AJP - Gastrointestinal and Liver Physiology, Vol 272, Issue 1 190-G196, Copyright © 1997 by American Physiological Society
Relaxant effect of xenin on rat ileum is mediated by apamin-sensitive neurotensin-type receptors
A. Clemens, S. Katsoulis, R. Nustede, J. Seebeck, K. Seyfarth, C. Morys-Wortmann, G. E. Feurle, U. R. Folsch and W. E. Schmidt
I. Department of Medicine, University of Kiel, Germany.

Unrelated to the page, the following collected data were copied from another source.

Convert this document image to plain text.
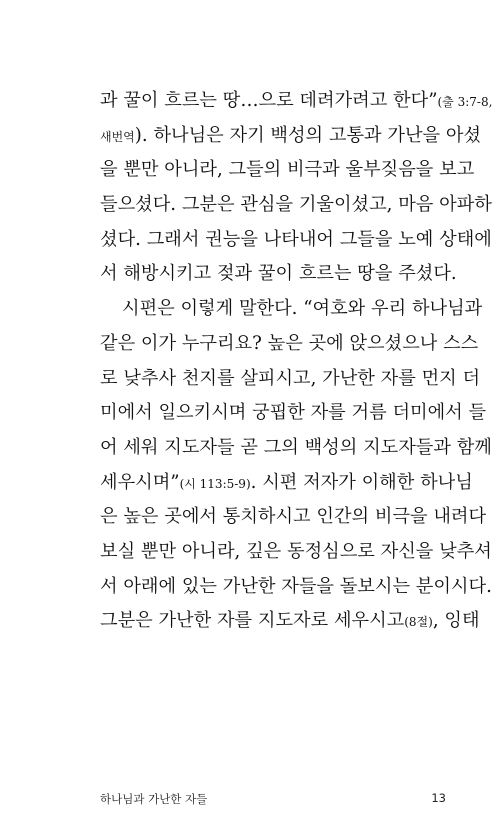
과 꿀이 흐르는 땅…으로 데려가려고 한다”(출 3:7-8,
새번역). 하나님은 자기 백성의 고통과 가난을 아셨
을 뿐만 아니라, 그들의 비극과 울부짖음을 보고
들으셨다. 그분은 관심을 기울이셨고, 마음 아파하
셨다. 그래서 권능을 나타내어 그들을 노예 상태에
서 해방시키고 젖과 꿀이 흐르는 땅을 주셨다.
시편은 이렇게 말한다. “여호와 우리 하나님과
같은 이가 누구리요? 높은 곳에 앉으셨으나 스스
로 낮추사 천지를 살피시고, 가난한 자를 먼지 더
미에서 일으키시며 궁핍한 자를 거름 더미에서 들
어 세워 지도자들 곧 그의 백성의 지도자들과 함께
세우시며”(시 113:5-9). 시편 저자가 이해한 하나님
은 높은 곳에서 통치하시고 인간의 비극을 내려다
보실 뿐만 아니라, 깊은 동정심으로 자신을 낮추셔
서 아래에 있는 가난한 자들을 돌보시는 분이시다.
그분은 가난한 자를 지도자로 세우시고(8절), 잉태
하나님과 가난한 자들	13
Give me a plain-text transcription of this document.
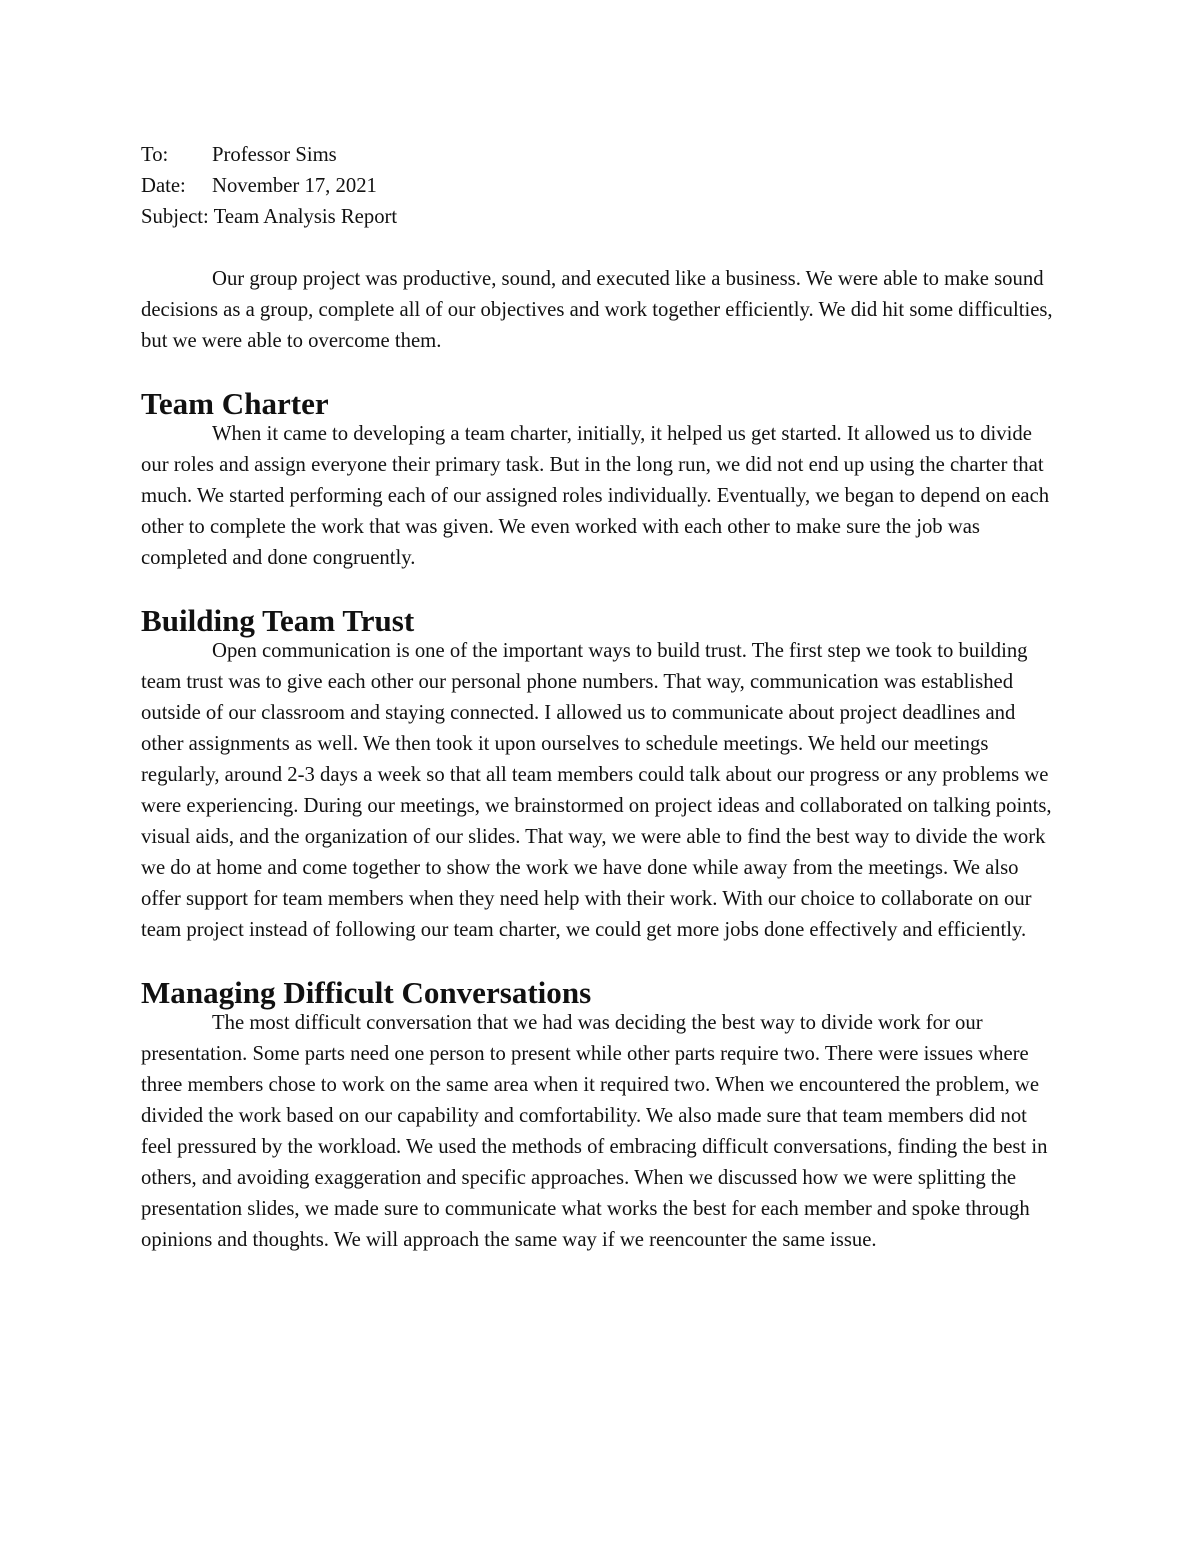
To:	Professor Sims
Date:	November 17, 2021
Subject: Team Analysis Report

Our group project was productive, sound, and executed like a business. We were able to make sound decisions as a group, complete all of our objectives and work together efficiently. We did hit some difficulties, but we were able to overcome them.

Team Charter

When it came to developing a team charter, initially, it helped us get started. It allowed us to divide our roles and assign everyone their primary task. But in the long run, we did not end up using the charter that much. We started performing each of our assigned roles individually. Eventually, we began to depend on each other to complete the work that was given. We even worked with each other to make sure the job was completed and done congruently.

Building Team Trust

Open communication is one of the important ways to build trust. The first step we took to building team trust was to give each other our personal phone numbers. That way, communication was established outside of our classroom and staying connected. I allowed us to communicate about project deadlines and other assignments as well. We then took it upon ourselves to schedule meetings. We held our meetings regularly, around 2-3 days a week so that all team members could talk about our progress or any problems we were experiencing. During our meetings, we brainstormed on project ideas and collaborated on talking points, visual aids, and the organization of our slides. That way, we were able to find the best way to divide the work we do at home and come together to show the work we have done while away from the meetings. We also offer support for team members when they need help with their work. With our choice to collaborate on our team project instead of following our team charter, we could get more jobs done effectively and efficiently.

Managing Difficult Conversations

The most difficult conversation that we had was deciding the best way to divide work for our presentation. Some parts need one person to present while other parts require two. There were issues where three members chose to work on the same area when it required two. When we encountered the problem, we divided the work based on our capability and comfortability. We also made sure that team members did not feel pressured by the workload. We used the methods of embracing difficult conversations, finding the best in others, and avoiding exaggeration and specific approaches. When we discussed how we were splitting the presentation slides, we made sure to communicate what works the best for each member and spoke through opinions and thoughts. We will approach the same way if we reencounter the same issue.
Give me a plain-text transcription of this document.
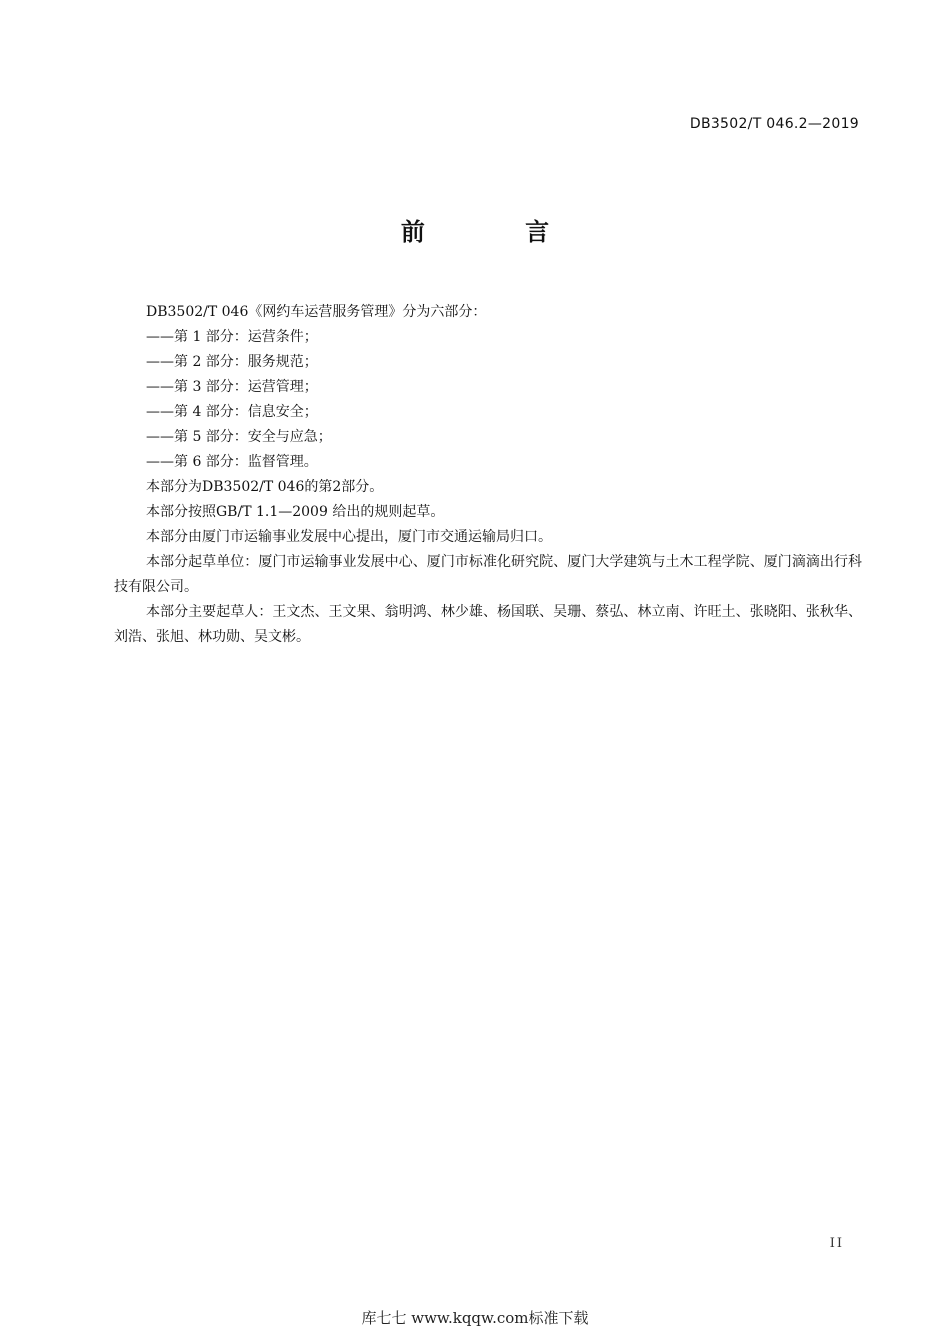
DB3502/T 046.2—2019
前 言

DB3502/T 046《网约车运营服务管理》分为六部分：

——第 1 部分：运营条件；

——第 2 部分：服务规范；

——第 3 部分：运营管理；

——第 4 部分：信息安全；

——第 5 部分：安全与应急；

——第 6 部分：监督管理。

本部分为DB3502/T 046的第2部分。

本部分按照GB/T 1.1—2009 给出的规则起草。

本部分由厦门市运输事业发展中心提出，厦门市交通运输局归口。

本部分起草单位：厦门市运输事业发展中心、厦门市标准化研究院、厦门大学建筑与土木工程学院、厦门滴滴出行科技有限公司。

本部分主要起草人：王文杰、王文果、翁明鸿、林少雄、杨国联、吴珊、蔡弘、林立南、许旺土、张晓阳、张秋华、刘浩、张旭、林功勋、吴文彬。

II
库七七 www.kqqw.com标准下载
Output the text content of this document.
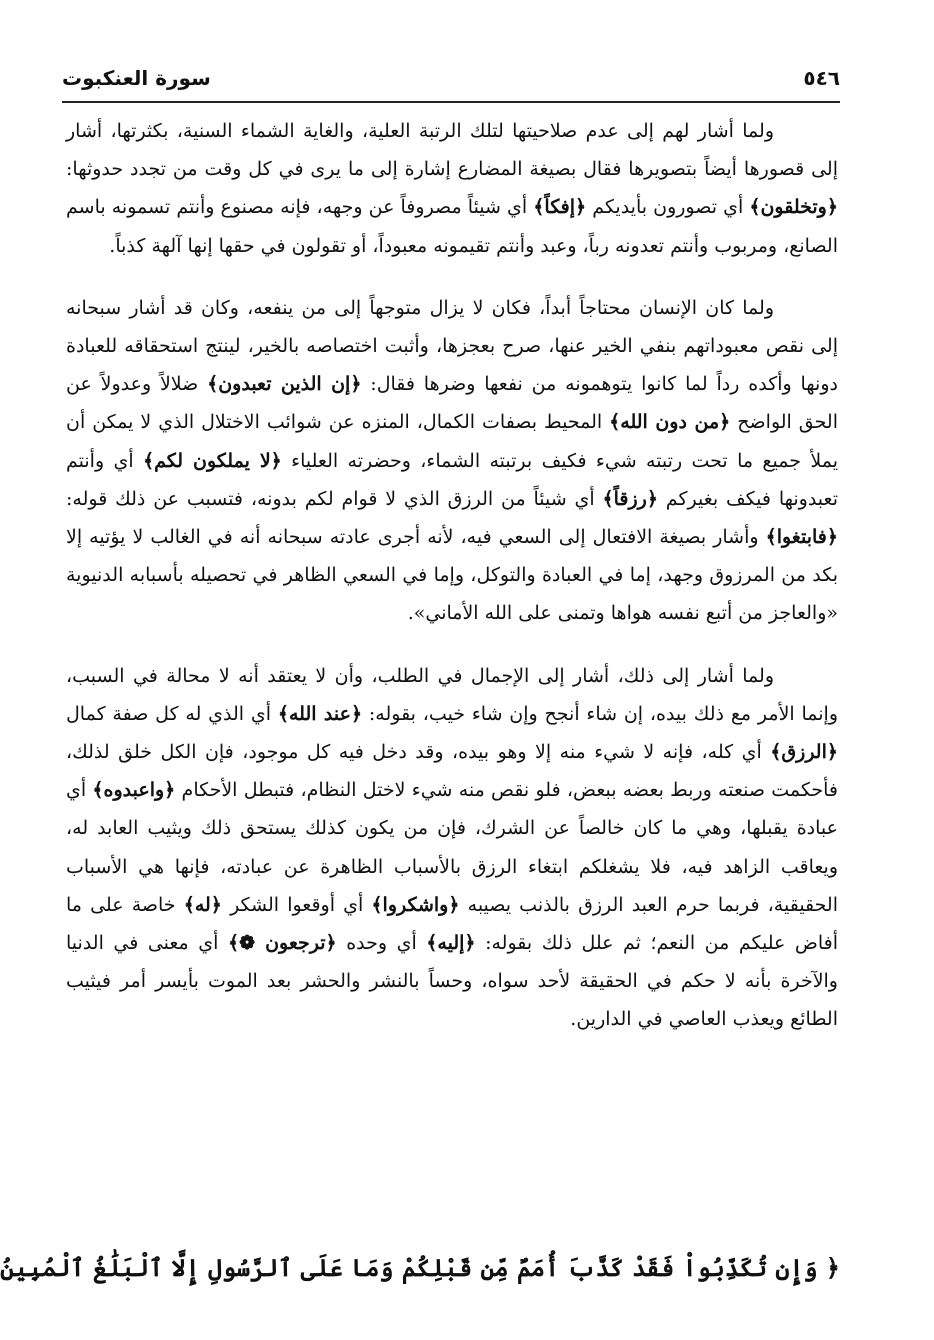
٥٤٦
سورة العنكبوت

ولما أشار لهم إلى عدم صلاحيتها لتلك الرتبة العلية، والغاية الشماء السنية، بكثرتها، أشار إلى قصورها أيضاً بتصويرها فقال بصيغة المضارع إشارة إلى ما يرى في كل وقت من تجدد حدوثها: ﴿وتخلقون﴾ أي تصورون بأيديكم ﴿إفكاً﴾ أي شيئاً مصروفاً عن وجهه، فإنه مصنوع وأنتم تسمونه باسم الصانع، ومربوب وأنتم تعدونه رباً، وعبد وأنتم تقيمونه معبوداً، أو تقولون في حقها إنها آلهة كذباً.

ولما كان الإنسان محتاجاً أبداً، فكان لا يزال متوجهاً إلى من ينفعه، وكان قد أشار سبحانه إلى نقص معبوداتهم بنفي الخير عنها، صرح بعجزها، وأثبت اختصاصه بالخير، لينتج استحقاقه للعبادة دونها وأكده رداً لما كانوا يتوهمونه من نفعها وضرها فقال: ﴿إن الذين تعبدون﴾ ضلالاً وعدولاً عن الحق الواضح ﴿من دون الله﴾ المحيط بصفات الكمال، المنزه عن شوائب الاختلال الذي لا يمكن أن يملأ جميع ما تحت رتبته شيء فكيف برتبته الشماء، وحضرته العلياء ﴿لا يملكون لكم﴾ أي وأنتم تعبدونها فيكف بغيركم ﴿رزقاً﴾ أي شيئاً من الرزق الذي لا قوام لكم بدونه، فتسبب عن ذلك قوله: ﴿فابتغوا﴾ وأشار بصيغة الافتعال إلى السعي فيه، لأنه أجرى عادته سبحانه أنه في الغالب لا يؤتيه إلا بكد من المرزوق وجهد، إما في العبادة والتوكل، وإما في السعي الظاهر في تحصيله بأسبابه الدنيوية «والعاجز من أتبع نفسه هواها وتمنى على الله الأماني».

ولما أشار إلى ذلك، أشار إلى الإجمال في الطلب، وأن لا يعتقد أنه لا محالة في السبب، وإنما الأمر مع ذلك بيده، إن شاء أنجح وإن شاء خيب، بقوله: ﴿عند الله﴾ أي الذي له كل صفة كمال ﴿الرزق﴾ أي كله، فإنه لا شيء منه إلا وهو بيده، وقد دخل فيه كل موجود، فإن الكل خلق لذلك، فأحكمت صنعته وربط بعضه ببعض، فلو نقص منه شيء لاختل النظام، فتبطل الأحكام ﴿واعبدوه﴾ أي عبادة يقبلها، وهي ما كان خالصاً عن الشرك، فإن من يكون كذلك يستحق ذلك ويثيب العابد له، ويعاقب الزاهد فيه، فلا يشغلكم ابتغاء الرزق بالأسباب الظاهرة عن عبادته، فإنها هي الأسباب الحقيقية، فربما حرم العبد الرزق بالذنب يصيبه ﴿واشكروا﴾ أي أوقعوا الشكر ﴿له﴾ خاصة على ما أفاض عليكم من النعم؛ ثم علل ذلك بقوله: ﴿إليه﴾ أي وحده ﴿ترجعون ❁﴾ أي معنى في الدنيا والآخرة بأنه لا حكم في الحقيقة لأحد سواه، وحساً بالنشر والحشر بعد الموت بأيسر أمر فيثيب الطائع ويعذب العاصي في الدارين.

﴿ وَإِن تُكَذِّبُواْ فَقَدْ كَذَّبَ أُمَمٌ مِّن قَبْلِكُمْ وَمَا عَلَى ٱلرَّسُولِ إِلَّا ٱلْبَلَٰغُ ٱلْمُبِينُ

The action of xenin, a novel 25-residue peptide of the neurotensin
(NT)/xenopsin family, was investigated in isolated rat ileal muscle strips
and in dispersed longitudinal smooth muscle cells of rat small intestine in
vitro. Xenin relaxes KCl-precontracted ileal strips dose dependently (1
nM-3 microM). The order of potency of the investigated peptides was as
follows: xenopsin = NT = xenin > neuromedin N. Kinetensin was inactive.
Tetrodotoxin, hexamethonium, tetraethylammonium, 4-aminopyridine, and
NG-nitro-L-arginine did not influence the relaxant effects of xenin or NT,
whereas the K+ channel blocker apamin nearly abolished their effects.
Desensitization against one of the peptides or blockade of NT receptors by
SR-48692 prevented the effect of xenin and NT. Structure-activity
experiments revealed that the COOH-terminal part of the molecules of xenin
and NT is essential for biological activity. Experiments with isolated
dispersed smooth muscle cells and binding studies on intestinal smooth
muscle cell membranes confirmed and extended the results obtained with
muscle strips. In conclusion, xenin relaxes rat ileal smooth muscle via a
muscular NT-type apamin-sensitive receptor.